A Glimpse Of Digital Transformation In A Mid-Sized Construction Company

A Glimpse Of Digital Transformation In A Mid-Sized Construction Company

The construction sector is often considered to be one of the least digitally transformed industries globally. While big players may be able to allocate a portion of their wallets to experiment with digital tools and techniques, a good majority of mid-size companies are not really in a position to adopt that stance. 

A combination of factors such as harsh and remote work environments that take away the ability to set up a feasible digital infrastructure, limited R&D budgets, entrenched working practices, and an inability to hire technical staff hinder the growth prospects of digital considerably for mid-size companies in the construction sector. This is even truer of construction companies located away from the East and West Coast tech-centers like Silicon Valley or New York.

Additionally, this sector is also widely regarded as one of the most fragmented businesses in light of its operational model. Every project may involve different suppliers, vendors, designers, contractors, and sub-contractors all following their own decentralized processes and standards in operations. Unifying operations through digital solutions thus become a challenge as the IT team, such as it is, may have to continuously engage in on-boarding new stakeholders after every project and this will in turn require more training and infrastructure costs. 

But all is not gloomy as several businesses in this space have tasted success with their digital aspirations. It could either be a digital transformation of the whole business or parts of their operations or departments or some business units within the organization. So, how can others catch up with these winners? Here are 4 ways that have proven to work successfully in transforming mid-sized construction companies into digital-friendly enterprises. 

Improving productivity through collaborative platforms.

Studies have shown that digital transformation can improve productivity by around 15% in the construction sector. Field workers, supervisors, engineers, and contractors often have different checklists to validate for their daily tasks.
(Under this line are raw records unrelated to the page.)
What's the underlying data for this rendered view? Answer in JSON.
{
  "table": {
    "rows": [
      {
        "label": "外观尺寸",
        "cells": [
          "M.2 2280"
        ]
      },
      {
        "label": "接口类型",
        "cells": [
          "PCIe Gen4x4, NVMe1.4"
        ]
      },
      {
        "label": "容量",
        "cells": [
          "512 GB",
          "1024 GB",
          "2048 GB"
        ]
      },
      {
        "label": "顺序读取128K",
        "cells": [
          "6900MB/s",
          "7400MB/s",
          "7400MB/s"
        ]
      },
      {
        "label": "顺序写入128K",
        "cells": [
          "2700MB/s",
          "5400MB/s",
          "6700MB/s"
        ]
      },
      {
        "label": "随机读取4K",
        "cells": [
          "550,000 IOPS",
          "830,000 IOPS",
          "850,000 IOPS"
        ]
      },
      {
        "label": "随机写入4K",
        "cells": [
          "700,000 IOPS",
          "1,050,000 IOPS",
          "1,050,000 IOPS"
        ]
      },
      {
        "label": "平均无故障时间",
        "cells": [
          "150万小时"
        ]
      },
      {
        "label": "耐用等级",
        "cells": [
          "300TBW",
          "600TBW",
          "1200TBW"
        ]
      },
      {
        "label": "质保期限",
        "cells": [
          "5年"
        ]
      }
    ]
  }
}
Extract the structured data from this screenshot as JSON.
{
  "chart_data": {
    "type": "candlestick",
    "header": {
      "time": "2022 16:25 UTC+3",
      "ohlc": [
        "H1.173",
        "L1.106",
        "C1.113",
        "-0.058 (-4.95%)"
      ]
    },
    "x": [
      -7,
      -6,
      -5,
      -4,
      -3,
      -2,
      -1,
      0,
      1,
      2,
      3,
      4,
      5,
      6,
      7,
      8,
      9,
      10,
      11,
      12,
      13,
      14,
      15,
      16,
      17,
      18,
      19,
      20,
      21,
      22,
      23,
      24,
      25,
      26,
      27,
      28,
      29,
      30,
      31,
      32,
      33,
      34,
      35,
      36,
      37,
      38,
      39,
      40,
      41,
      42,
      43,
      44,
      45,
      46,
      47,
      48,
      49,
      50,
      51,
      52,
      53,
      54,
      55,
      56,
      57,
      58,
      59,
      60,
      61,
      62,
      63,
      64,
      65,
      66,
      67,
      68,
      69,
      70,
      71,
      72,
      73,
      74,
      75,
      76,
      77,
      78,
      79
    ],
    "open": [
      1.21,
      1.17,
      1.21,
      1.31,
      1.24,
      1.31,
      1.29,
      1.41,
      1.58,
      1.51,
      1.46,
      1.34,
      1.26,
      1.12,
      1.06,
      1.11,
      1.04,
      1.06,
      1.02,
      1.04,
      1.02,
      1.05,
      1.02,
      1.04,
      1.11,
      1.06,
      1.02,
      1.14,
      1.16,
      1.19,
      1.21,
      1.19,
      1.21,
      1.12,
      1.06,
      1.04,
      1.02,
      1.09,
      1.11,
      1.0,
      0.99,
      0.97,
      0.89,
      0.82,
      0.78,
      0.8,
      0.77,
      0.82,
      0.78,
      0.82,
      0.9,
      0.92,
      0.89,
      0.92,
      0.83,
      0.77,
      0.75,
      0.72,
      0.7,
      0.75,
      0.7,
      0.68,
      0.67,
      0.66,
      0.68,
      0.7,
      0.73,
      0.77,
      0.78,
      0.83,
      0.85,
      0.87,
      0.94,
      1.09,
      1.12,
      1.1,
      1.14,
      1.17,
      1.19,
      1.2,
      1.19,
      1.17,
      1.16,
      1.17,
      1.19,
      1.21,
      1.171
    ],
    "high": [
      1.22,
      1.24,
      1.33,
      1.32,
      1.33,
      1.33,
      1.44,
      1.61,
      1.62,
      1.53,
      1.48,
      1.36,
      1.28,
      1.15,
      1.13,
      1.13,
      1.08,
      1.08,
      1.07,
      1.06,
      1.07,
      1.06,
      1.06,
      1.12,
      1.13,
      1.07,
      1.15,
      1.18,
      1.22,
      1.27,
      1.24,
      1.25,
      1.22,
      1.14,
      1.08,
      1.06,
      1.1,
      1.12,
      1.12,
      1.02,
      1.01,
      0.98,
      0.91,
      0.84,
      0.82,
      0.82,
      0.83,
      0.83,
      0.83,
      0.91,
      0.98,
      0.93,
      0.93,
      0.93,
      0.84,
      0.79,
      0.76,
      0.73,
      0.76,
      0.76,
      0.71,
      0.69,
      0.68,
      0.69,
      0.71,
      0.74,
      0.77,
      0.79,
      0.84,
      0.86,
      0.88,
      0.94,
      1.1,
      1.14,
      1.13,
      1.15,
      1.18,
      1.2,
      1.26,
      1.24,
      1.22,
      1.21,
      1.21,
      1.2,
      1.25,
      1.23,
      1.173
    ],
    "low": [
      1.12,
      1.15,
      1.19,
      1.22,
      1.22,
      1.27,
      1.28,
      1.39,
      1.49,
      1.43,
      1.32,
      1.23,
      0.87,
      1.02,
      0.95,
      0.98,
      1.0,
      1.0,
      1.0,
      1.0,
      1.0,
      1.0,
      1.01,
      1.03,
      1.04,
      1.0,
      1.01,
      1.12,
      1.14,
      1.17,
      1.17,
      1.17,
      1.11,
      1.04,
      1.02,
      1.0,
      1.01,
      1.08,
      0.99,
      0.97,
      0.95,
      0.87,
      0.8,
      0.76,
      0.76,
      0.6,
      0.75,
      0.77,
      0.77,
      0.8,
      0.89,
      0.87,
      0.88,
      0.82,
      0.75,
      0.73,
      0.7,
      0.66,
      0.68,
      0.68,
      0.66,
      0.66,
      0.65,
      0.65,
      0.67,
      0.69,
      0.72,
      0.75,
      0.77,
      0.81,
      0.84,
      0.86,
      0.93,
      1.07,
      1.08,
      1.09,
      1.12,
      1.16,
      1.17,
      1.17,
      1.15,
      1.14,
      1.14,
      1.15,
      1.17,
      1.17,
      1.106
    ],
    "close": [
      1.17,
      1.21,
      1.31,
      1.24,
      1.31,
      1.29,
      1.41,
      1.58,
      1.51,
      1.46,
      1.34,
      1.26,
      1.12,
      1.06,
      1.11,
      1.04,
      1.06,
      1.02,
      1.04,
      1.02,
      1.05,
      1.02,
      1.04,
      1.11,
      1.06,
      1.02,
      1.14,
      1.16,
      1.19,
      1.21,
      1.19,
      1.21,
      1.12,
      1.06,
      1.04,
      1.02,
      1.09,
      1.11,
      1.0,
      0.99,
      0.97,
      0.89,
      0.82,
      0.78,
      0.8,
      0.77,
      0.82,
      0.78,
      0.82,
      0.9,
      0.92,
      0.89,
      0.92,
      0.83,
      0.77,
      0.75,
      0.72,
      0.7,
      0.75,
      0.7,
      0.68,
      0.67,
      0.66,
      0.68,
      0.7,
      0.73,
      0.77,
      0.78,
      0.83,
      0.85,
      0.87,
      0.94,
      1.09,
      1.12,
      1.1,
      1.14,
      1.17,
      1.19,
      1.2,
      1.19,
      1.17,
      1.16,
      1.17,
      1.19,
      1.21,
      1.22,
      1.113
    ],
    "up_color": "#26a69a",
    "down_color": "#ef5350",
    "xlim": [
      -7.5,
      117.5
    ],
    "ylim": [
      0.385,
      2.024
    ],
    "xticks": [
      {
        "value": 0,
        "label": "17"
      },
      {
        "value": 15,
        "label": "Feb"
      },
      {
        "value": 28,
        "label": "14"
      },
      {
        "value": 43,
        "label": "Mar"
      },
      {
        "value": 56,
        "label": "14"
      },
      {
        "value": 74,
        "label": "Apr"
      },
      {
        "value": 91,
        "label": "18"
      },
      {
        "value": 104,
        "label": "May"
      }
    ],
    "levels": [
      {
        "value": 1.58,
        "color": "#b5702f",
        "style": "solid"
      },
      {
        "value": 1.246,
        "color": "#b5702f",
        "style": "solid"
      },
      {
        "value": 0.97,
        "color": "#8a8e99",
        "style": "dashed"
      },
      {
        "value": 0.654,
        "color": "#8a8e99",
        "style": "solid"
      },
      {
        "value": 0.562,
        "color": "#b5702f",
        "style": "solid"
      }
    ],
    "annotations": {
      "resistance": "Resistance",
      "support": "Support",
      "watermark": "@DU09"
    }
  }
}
These tasks are interconnected in several areas and delays or obstacles faced by one party can slow down the entire system. Collaborative work is highly impactful for enabling the timely completion of projects by helping boost the productivity levels of all stakeholders. By deploying digital platforms like BIM that automatically track and record progress, identify dependencies, manage schedules and notify relevant stakeholders of challenges, there can be huge improvements in collaboration as it brings about transparency and visibility into tasks of each. This allows for better management of resources and more effective work outcomes.

Simplifying uniqueness

Every engineering and construction project has a fair amount of unique needs and requirements be it in architectural planning, materials used, and labor skills needed. Many modern construction projects involve the installation of pre-built structures or units in the construction site under supervision for example steel frames, glass partitions, doors, and much more. The pre-built or prefabricated components are often built simultaneously with the construction progress but at a different location and finally transported to the construction site. The real-time visualization of spaces where structures will be installed, training for workers to install the pre-built structures, and eliminating manufacturing defects during prefabrication are very important in this aspect. By using digital platforms like BIM that integrate with tools that utilize Virtual Reality (VR) and Augmented Reality (AR), it is possible to address these challenges. From providing virtual real-time guidance and enabling workers to quickly learn about installation through interactive demos, construction companies can address the complex requirements of each project.

IoT for employee safety and pro-active maintenance

Safety laws are evolving to provide better working conditions for employees involved in dangerous roles like in construction. This change is being accelerated to accommodate the COVID-driven social distancing and contact tracing efforts. As a result, there is an increased focus on bringing in more safety management and automated maintenance equipment to the field to make lives safer for employees. From a digital perspective, Internet of Things or IoT enabled hardware sensors can relay crucial information such as temperature, air quality, hazardous material management, proximity alerts for dangerous places, etc. in real-time to help companies plan for emergencies and ensure the safety of all working in the field. IoT sensors also help in ensuring that construction equipment deployed in worksites such as heavy-duty cranes are in optimal working condition and get timely repairs. In fact, studies show that the market for IoT in the construction sector is expected to touch a massive USD 16.4 Billion by 2024.

Real-time communication

The growth in smartphone adoption amongst employees can help in accelerating digital transformation at a construction project. Expert guidance or instructions can be provided in real-time for complex engineering tasks through real-time conferencing. This allows companies to facilitate field workers to get access to live guidance and information about their work from specialists who may be located remotely thousands of miles away from the work sites. Besides, there are digital solutions that help field supervisors track the progress of every task, assign remarks on progress metrics, report daily operational status to senior managers, request for allowances or assistance, and much more. In the past, all these required stakeholders to come together physically in one place, usually the construction site, to facilitate smooth operations. With the advent of digital, this whole process becomes less complex and more manageable remotely. BIM is a great example of such a solution that is designed for use offsite in collaboration with the onsite team.

With the construction industry in the US alone expected to build nearly USD 1.3 Trillion worth of structures yearly, there are plenty of opportunities for mid-size and small construction companies to benefit from using digital for their operations. By leveraging the right technology for the right context and with the right advisory, digital transformation can become a crucial aid in helping construction businesses grow sustainably amidst tight competition.